Oh, Snap. How one ‘camera company’ fell victim to the Thucydides Trap / by Michael Motala

Source: SoftPedia.

Source: SoftPedia.

Despite management efforts to instill confidence among Wall Street investors, Snap Inc.’s (NYSE:SNA) shares plummeted 20% to $18.05 during last Wednesday’s after-hours trading, following the release of disappointing first quarter results.

Snap announced revenue of $150 million, up 286% from the same period last year, as well as a net loss of $2.2 billion (or $2.31 per share), and an adjusted EBITDA of -$188 million. The company lost more than $2 billion dollars largely due to staff and executive compensation. CEO Evan Spiegel alone took home a cool $750 million bonus for his work taking the company public.

Back on March 2nd, when Snap Inc. went public, the fresh issue resulted in more than 200 million trades on the first day, with the stock appreciating 44% to $24.48 dollars at the market close. With a market capitalization of $33 billion dollars, the IPO was the largest since Alibaba went public in 2014.

Yet a precipitous drop in share price following first quarter earnings is not unusual. Following the release of their first quarterly reports, Twitter’s shares plummeted 24.2%, and Facebook dipped 11.7%.

While Twitter has languished in its attempts to generate growth, Facebook’s lucrative advertising business and two billion strong global user base has sent its stock price soaring. Moreover, Facebook also awarded similar staff and executive compensation following its IPO, however in the same period it generated $1.2 billion in revenue, compared with Snap’s meagre $150 million in the first quarter.

The stock also tumbled as investors reacted to Snap’s disappointing user growth.

Snap reported that daily active users (DAUS) rose 36% from the same period last year, reaching a record 166 million who send three billion “snaps” a day, but the pace of Snap’s user growth is decelerating. On the investor conference call, Spiegel also disclosed that average users spend 30 minutes per day on the app.
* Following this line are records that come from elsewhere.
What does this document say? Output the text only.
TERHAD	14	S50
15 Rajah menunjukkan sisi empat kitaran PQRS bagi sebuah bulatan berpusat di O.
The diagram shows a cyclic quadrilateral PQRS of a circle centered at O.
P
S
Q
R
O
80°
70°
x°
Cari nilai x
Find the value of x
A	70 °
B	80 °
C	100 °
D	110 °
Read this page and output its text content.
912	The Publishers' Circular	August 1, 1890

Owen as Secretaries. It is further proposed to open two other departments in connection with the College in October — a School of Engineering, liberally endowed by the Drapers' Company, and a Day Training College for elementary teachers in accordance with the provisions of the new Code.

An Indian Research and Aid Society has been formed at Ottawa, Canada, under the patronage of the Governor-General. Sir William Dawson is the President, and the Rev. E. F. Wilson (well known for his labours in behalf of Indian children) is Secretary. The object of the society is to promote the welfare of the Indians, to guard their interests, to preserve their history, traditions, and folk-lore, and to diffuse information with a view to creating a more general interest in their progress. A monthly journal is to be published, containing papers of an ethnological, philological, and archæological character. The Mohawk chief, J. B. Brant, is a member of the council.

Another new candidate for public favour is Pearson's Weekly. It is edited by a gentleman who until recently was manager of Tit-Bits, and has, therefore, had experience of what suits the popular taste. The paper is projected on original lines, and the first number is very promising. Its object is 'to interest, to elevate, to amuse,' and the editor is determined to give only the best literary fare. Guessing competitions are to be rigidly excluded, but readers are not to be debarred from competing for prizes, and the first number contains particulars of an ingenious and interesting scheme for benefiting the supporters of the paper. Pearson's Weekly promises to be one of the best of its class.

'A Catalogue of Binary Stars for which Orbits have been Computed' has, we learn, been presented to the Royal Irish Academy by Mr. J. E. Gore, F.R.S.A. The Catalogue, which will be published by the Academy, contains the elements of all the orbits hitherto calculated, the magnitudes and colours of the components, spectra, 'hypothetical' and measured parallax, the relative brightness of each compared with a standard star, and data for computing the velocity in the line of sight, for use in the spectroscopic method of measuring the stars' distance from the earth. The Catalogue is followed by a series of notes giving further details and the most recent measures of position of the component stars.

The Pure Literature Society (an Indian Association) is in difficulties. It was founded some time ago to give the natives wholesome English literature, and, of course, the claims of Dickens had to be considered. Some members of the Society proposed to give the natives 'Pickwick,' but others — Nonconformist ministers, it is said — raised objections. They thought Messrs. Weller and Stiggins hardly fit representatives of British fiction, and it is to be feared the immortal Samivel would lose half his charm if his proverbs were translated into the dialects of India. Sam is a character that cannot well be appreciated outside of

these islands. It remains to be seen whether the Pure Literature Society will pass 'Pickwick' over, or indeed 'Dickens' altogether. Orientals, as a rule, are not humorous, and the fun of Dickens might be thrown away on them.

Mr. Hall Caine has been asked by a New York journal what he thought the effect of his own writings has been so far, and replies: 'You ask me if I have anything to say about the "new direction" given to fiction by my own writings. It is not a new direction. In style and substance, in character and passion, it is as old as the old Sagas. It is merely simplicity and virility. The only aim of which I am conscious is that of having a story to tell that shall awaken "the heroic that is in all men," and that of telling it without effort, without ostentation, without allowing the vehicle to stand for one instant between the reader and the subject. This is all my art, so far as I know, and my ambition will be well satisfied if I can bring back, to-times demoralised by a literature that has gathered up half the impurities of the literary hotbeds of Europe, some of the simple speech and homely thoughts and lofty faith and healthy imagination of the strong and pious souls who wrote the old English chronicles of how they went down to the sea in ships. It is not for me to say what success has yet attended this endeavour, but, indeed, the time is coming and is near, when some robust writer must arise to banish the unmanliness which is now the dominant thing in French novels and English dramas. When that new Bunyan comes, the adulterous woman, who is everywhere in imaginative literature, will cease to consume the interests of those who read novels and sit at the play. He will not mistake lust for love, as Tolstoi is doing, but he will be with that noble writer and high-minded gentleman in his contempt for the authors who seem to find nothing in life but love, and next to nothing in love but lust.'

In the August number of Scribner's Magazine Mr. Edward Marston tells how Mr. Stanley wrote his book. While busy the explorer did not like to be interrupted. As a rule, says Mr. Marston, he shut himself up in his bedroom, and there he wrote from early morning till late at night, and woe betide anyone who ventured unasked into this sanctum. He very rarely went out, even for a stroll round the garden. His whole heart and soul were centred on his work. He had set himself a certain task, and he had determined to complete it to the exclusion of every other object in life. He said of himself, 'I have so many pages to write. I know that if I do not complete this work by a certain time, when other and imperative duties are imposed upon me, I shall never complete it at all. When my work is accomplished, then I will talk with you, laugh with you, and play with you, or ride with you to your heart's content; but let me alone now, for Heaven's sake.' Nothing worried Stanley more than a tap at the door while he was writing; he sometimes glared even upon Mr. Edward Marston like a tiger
“87% of our U.S. daily active users between the ages of 18 and 34 cannot be reached by any top 15 TV network,” Spiegel reassured investors. “Our platform allows us to engage an audience that research shows is difficult to reach.” Yet there is little evidence Snap is effectively capitalizing on this unique bracket, losing 14% in revenue per user this quarter.

The results come amidst fears that Instagram’s new “stories” feature, a facsimile of the ephemeral snap, poses an existential threat. Owned by Facebook, Instagram alone has over 700 million monthly active users.

“When Google came along, everyone really felt like they needed a search strategy,” Spiegel told one concerned analyst. “When Facebook came along, everyone felt they needed a social strategy. And now I think with Snap, with our company, we believe that everyone is going to develop a camera strategy,” he added.

Back in 2013, Facebook CEO Mark Zuckerberg offered to acquire Snap Inc. for $3 billion dollars. It was a peace offering, and Snap’s cofounders declined. And since then, Facebook has nimbly copied Snap’s key innovations, such as lenses, while popularizing them across its own integrated platforms.

While Snap’s management have hedged their bets on virtual reality, history shows us it is only a matter of time before Facebook subsumes whatever innovation the company comes out with next.

Regrettably, Snap has fallen victim to the Thucydides Trap.

In his account of the Peloponnesian War, Thucydides wrote that “what made war inevitable was the growth of Athenian power, and the fear which this caused Sparta.” The so-called Thucydides trap, a self-fulfilling prophecy, was then coined by Harvard historian Graham T. Allison in Destined for War, an analysis of Sino-American relations.

The metaphor applies equally to Snap’s predicament. At its score, the Thucydides Trap describes a situation where a rising power, like Snap Inc., seeks to displace an established hegemony, like Facebook, at the former’s peril. Inevitably, falling for the trap procures conflict like the war between Athens and Sparta, resulting in a devastating loss for the upstart.

While Snap’s management declined Zuckerberg’s peace offering, there are growth prospects further afield. By copying Facebook’s acquisitive strategy, Snap can stay relevant and grow its user base. Aggressively integrating new digital products and services into its suite of offerings, Snap could profit from a diversified, multi-platform ecosystem that generates synergistic user growth and ad revenues.

The alternative, focusing on one platform and user experience, risks a Twitter-like fate.

Snap’s newly-minted shareholders have little scope for influencing the company’s strategic direction, as the capital structure gives voting rights exclusively to co-founders Evan Spiegel and Bobby Murphy.

Aside from Thucydides’ metaphor, investors should heed one further lesson: beware the peril of vote-less shares.

Unlike Ancient Greece, the corporate world does not aspire to democracy.